In accordance with the Secretary's sequential evaluation process, 20 C.F.R. §§ 404.1520, 416.920; Goodermote v. Secretary of Health & Human Servs., 690 F.2d 5 (1st Cir. 1982), the Administrative Law Judge found, in relevant part, that the plaintiff has not engaged in substantial gainful activity since October 20, 1986, Finding 1, Record p. 16; that he met disability insured status requirements as of that date, but continued to meet those requirements only through the close of 1986, Finding 2, Record p. 16; that prior to the close of 1986 he suffered from ``very minimal, early bulging of the L-3/L-4 and the L- 4/L-5 intervertebral discs'' and ``a herniated intervertebral disc at the lumbosacral level centrally and to the right, displacing the right S-1 nerve root posteriorally.'' Finding 3, Record p. 16; that he does not have an impairment or combination of impairments which meets or equals any listed in Appendix 1 to Subpart P, 20 C.F.R. § 404 (the ``Listings''), Finding 4, Record p. 17; that prior to the close of 1986 he lacked the residual functional capacity to return to his past relevant work, which involved medium to heavy exertional levels, Finding 9, Record p. 17; that prior to the close of 1986 he was limited to work activity of a light exertional level with the added restrictions that he was ``capable of no more than occasional climbing, balancing, stooping, bending, kneeling, crouching, and crawling.'' Finding 7, Record p. 17; that the plaintiff's allegations about his functional limitations were ``out of proportion to the relatively minimal objective medical evidence, not fully credible to the extent alleged, and inconsistent with his described activities of daily living.'' Finding 8, Record p. 17; that prior to the close of 1986 he possessed the capacity to perform the job of watchman (I), a position which exists in significant numbers in the regional and national economy, Finding 11, Record pp. 17-18; and that he therefore was not disabled, Finding 12, Record p. 18. The Appeals Council declined to review the decision, Record pp. 3-4, making it the final determination of the Secretary. 20 C.F.R. §§ 404.981, 416.1481; Dupuis v.
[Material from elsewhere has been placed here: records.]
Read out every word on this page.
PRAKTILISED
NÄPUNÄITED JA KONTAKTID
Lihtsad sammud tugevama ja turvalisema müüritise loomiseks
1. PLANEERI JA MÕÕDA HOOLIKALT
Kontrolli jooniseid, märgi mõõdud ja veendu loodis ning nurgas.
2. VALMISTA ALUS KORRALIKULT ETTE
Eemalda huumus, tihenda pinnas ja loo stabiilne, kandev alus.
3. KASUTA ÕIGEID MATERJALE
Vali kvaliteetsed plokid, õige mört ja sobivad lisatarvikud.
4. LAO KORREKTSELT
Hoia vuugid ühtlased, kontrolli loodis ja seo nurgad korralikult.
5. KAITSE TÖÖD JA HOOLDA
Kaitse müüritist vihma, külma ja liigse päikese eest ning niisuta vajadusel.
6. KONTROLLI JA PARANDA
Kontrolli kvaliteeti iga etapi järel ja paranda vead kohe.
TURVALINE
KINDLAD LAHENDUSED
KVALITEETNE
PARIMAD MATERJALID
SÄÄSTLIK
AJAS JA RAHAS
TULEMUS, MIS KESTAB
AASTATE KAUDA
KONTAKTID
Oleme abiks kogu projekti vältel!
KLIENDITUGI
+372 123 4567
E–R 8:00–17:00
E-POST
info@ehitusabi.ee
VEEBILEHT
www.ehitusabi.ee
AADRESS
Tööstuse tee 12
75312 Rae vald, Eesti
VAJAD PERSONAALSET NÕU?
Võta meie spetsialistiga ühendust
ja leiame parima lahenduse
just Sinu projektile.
Secretary of Health & Human Servs., 869 F.2d 622, 623 (1st Cir. 1989).

The standard of review of the Secretary's decision is whether the determination made is supported by substantial evidence. 42 U.S.C. §§ 405(g), 1383(c)(3); Lizotte v. Secretary of Health & Human Servs., 654 F.2d 127, 128 (1st Cir. 1981). In other words, the determination must be supported by such relevant evidence as a reasonable mind might accept as adequate to support the conclusions drawn. Richardson v. Perales, 402 U.S. 389, 401 (1971); Rodriguez v. Secretary of Health & Human Servs., 647 F.2d 218, 222 (1st Cir. 1981).

Because the Secretary determined that the plaintiff is not capable of performing his past relevant work, the burden of proof shifted to the Secretary at Step Five of the evaluative process to show the plaintiff's ability to do other work in the national economy. 20 C.F.R. §§ 404.1520(f), 416.920(f); Bowen v. Yuckert, 482 U.S. 137, 146 n.5 (1987); Goodermote, 690 F.2d at 7. The record must contain positive evidence supporting the Secretary's findings regarding both the plaintiff's residual functional capacity and the relevant vocational factors affecting his ability to perform other work. Rosado v. Secretary of Health & Human Servs., 807 F.2d 292, 293-94 (1st Cir. 1986); Lugo v. Secretary of Health & Human Servs., 794 F.2d 14, 16 (1st Cir. 1986).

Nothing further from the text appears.